Abstract:Multi-agent systems composed of large generative models are rapidly moving from laboratory prototypes to real-world deployments, where they jointly plan, negotiate, and allocate shared resources to solve complex tasks. While such systems promise unprecedented scalability and autonomy, their collective interaction also gives rise to failure modes that cannot be reduced to individual agents. Understanding these emergent risks is therefore critical. Here, we present a pioneer study of such emergent multi-agent risk in workflows that involve competition over shared resources (e.g., computing resources or market share), sequential handoff collaboration (where downstream agents see only predecessor outputs), collective decision aggregation, and others.
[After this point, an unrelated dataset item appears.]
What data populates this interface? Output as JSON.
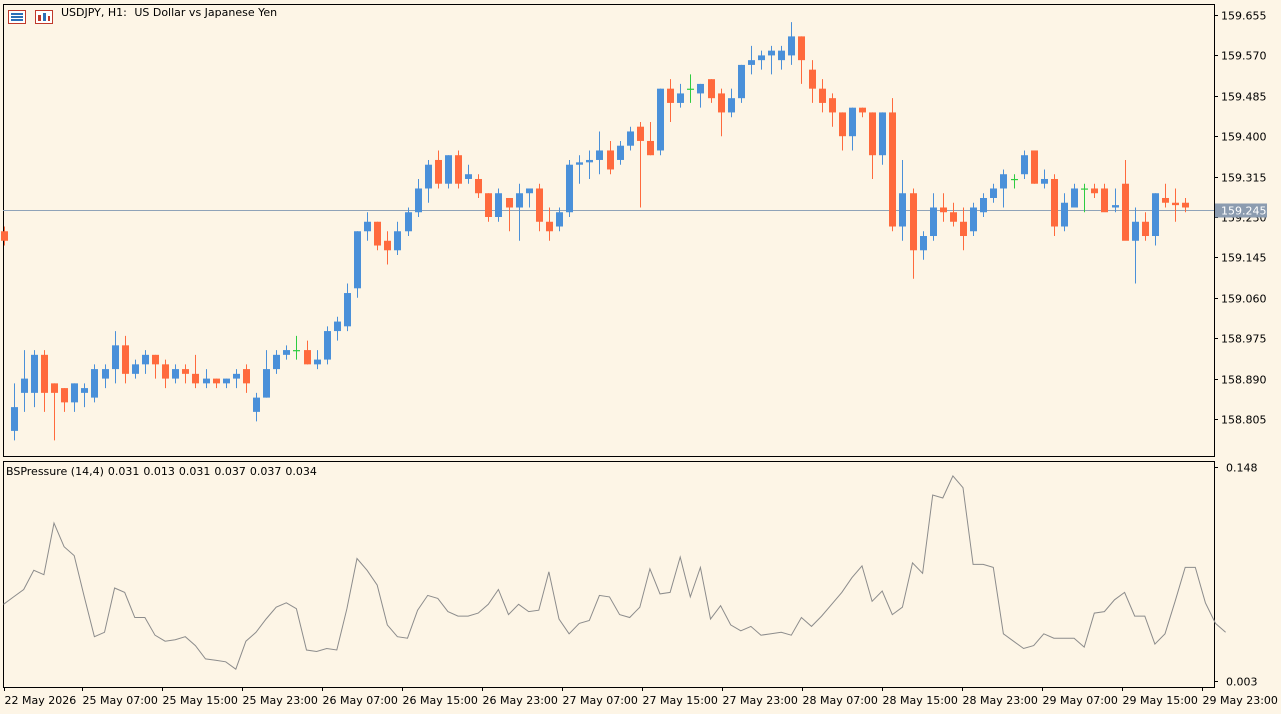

Across these settings, we observe that such group behaviors arise frequently across repeated trials and a wide range of interaction conditions, rather than as rare or pathological cases. In particular, phenomena such as collusion-like coordination and conformity emerge with non-trivial frequency under realistic resource constraints, communication protocols, and role assignments, mirroring well-known pathologies in human societies despite no explicit instruction. Moreover, these risks cannot be prevented by existing agent-level safeguards alone. These findings expose the dark side of intelligent multi-agent systems: a social intelligence risk where agent collectives, despite no instruction to do so, spontaneously reproduce familiar failure patterns from human societies.